Discours de mariage par S.E. Mgr Le Bellec [Jean-Marie Desgrées du Loû et Chantal des Prez de la Morlais]

Publié le par Eugène-Robert-Marie Le Bellec (1890-1970)

[publié le 02/01/2023]

[Compte rendu de la cérémonie de Ouest-France, photos du mariage]

[transcription]

Discours

prononcé au mariage

de Mademoiselle

Chantal des PREZ DE LA MORLAIS

Avec

Monsieur Jean-Marie DESGRÉES DU LOU

en l'Église de Saint-Léry,

le 26 Août 1959

par

Son Excellence Monseigneur LE BELLEC

Évêque de Vannes

MADEMOISELLE,

MONSIEUR,

Il y a vingt-cinq ans échus, et seulement un mois et neuf jours de plus, en cette délicieuse petite église de Saint-Léry, à l'heure même où nous sommes, sans doute, un jeune homme et une jeune fille étaient agenouillés devant cet autel. Ils accomplissaient ici l'acte rapide, mais si grave, qui lie indissolublement deux âmes et deux vies à jamais par la force toute puissante du septième sacrement. Ce jeune homme et cette jeune fille sont devenus votre père et votre mère, cher Monsieur, et pour un peu sans doute, votre mariage à vous-même eût été célébré à ce même endroit, en cette même église, le jour de l'exact vingt-cinquième anniversaire du mariage de vos parents, à savoir le 17 juillet. Si cette coïncidence avait été possible, un charme de plus aurait aujourd'hui réjoui les cœurs. Les événements d'Algérie, d'où vous ne faites que d'arriver, n’ont pas permis le confluent précis à cette date d'une double joie, celle du jubilé d'argent de vos parents, et celle de votre propre mariage. 

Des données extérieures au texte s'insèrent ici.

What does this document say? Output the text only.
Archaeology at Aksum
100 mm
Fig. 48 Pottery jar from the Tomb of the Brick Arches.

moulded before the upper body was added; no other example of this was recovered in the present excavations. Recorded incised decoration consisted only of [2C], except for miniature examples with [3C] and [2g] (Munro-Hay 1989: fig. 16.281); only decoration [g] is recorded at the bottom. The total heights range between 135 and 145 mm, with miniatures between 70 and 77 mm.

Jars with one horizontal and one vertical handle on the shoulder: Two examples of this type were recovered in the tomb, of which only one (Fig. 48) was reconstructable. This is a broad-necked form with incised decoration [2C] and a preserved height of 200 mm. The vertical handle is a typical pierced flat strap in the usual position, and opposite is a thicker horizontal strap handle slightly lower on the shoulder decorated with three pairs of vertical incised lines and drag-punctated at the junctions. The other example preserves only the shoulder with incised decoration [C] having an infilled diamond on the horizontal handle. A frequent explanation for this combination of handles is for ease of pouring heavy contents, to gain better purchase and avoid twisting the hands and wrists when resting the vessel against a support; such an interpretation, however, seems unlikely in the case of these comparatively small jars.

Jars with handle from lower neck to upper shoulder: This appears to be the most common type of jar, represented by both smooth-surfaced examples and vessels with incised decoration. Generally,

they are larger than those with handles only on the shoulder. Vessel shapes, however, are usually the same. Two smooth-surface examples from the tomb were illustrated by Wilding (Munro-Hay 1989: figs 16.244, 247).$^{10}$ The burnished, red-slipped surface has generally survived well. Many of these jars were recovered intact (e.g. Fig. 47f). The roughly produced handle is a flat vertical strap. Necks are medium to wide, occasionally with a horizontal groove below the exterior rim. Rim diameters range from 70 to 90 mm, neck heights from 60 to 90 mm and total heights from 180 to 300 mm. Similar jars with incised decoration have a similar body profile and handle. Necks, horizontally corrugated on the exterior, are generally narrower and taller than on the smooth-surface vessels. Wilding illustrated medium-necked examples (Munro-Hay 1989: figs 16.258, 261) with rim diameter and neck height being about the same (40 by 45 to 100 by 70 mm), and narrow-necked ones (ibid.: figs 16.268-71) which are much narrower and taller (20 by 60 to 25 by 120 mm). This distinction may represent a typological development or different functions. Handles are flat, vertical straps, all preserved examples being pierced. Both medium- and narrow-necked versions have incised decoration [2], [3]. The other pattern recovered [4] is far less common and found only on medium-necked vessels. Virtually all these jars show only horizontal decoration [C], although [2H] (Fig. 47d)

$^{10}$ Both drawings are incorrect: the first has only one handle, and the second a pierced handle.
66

Le 17 juillet 1934 était ici devant cette même balustrade Monseigneur Tréhiou, de toujours si chère mémoire, bénissant une union qui a été si heureuse, et prononçant une allocution suavement poétique et gracieusement doctrinale, dont j'ai eu la faveur de lire le texte ces jours derniers. Au successeur de Monseigneur Tréhiou est fait aujourd'hui le même formel honneur, auquel il s’avoue particulièrement sensible, et est demandé le même grave rôle auquel il n’a aucunement songé à se dérober: mais si, il y a 25 ans, était ici prononcé un poème exquis, cette fois l’acte sacramentel va être précédé d’une très pâle homélie.

Mieux vaudrait peut-être relire simplement le discours de Monseigneur Tréhiou, en y faisant quelques légères adaptations, puisque ce sont les deux mêmes familles qui contractent entre elles une nouvelle union, et puisque cette nouvelle union se réalise au même endroit dans le même sanctuaire. Mais ce serait une sorte d'atteinte à l'honnêteté. Je me console en pensant que, si la formule d'aujourd'hui ne peut avoir le même éclat que celle d’il y a vingt-cinq ans, le cœur du successeur croit avoir, comme l'avait celui du prédécesseur, la même admirative et reconnaissante affection envers les deux familles et le même ardent souhait de bonheur plénier pour les deux fiancés qui s'apprêtent à fonder sous le regard de Dieu un foyer chrétien de plus. 

“Rarement sans doute - commençait Monseigneur Tréhiou - cette vieille église a vu foule plus distinguée” et il ajoutait qu'il aurait désiré avoir la palette du maître verrier rennais du XVe siècle, qui très heureusement a laissé son nom - Berman - et qui a si somptueusement représenté ici sur le vitrail d'une chapelle le mariage de la duchesse Anne avec le roi de France Charles VIII... 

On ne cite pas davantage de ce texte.